We are told that the matrices Q, K and V have dimensions \text{seq_len_q} \times \text{depth}, \text{seq_len_k} \times \text{depth} and \text{seq_len_v} \times \text{depth_v} respectively.

Mathematically \text{seq_len_k} must equal \text{seq_len_v} otherwise the final multiplication `tf.matmul(attention_weights, v)`

will fail. In other words every key vector must have a corresponding value vector.

Mathematically the number of q-vectors (i.e. the \text{seq_len_q} number of vectors each of length \text{depth}) being fed into the scaled-dot-product-attention can be *different* to the number of key-vectors (the \text{seq_len_k} number of vectors each of length \text{depth}) - i.e. we are allowed to have \text{seq_len_q} **not** equal to \text{seq_len_k}.

But in the picture used to explain self-attention (see below) and in the lectures we always imagine assigning a query vector ‘q’ to each word, along with key and value vectors. In other words, surely in applications we always have \text{seq_len_q} = \text{seq_len_k}?

If we don’t have \text{seq_len_q} = \text{seq_len_k} what is the intuition? Are we somehow **not assigning** query-vectors to some input words x^{<i>}? I’m very stuck with the interpretation of all of this!

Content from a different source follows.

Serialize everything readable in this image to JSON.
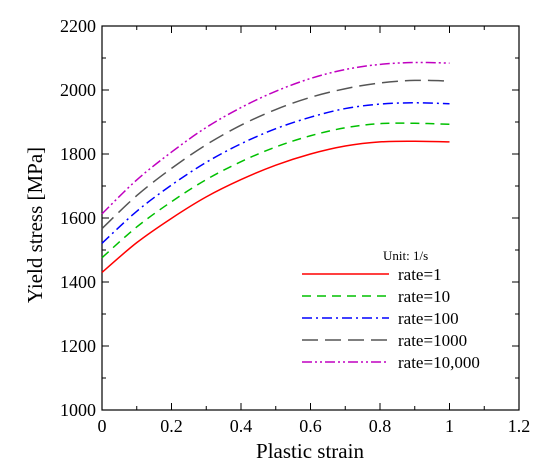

PS: any answers shouldn’t (I don’t think) refer to multi-head - because the question above concerns just one set of Q, K and V and whether or not we have query-vectors associated to each word. Multi-head introduces different Q, K and V (i.e. new parameter matrices that produce different embeddings of the sentence) calculated in parallel which has not bearing on the question here.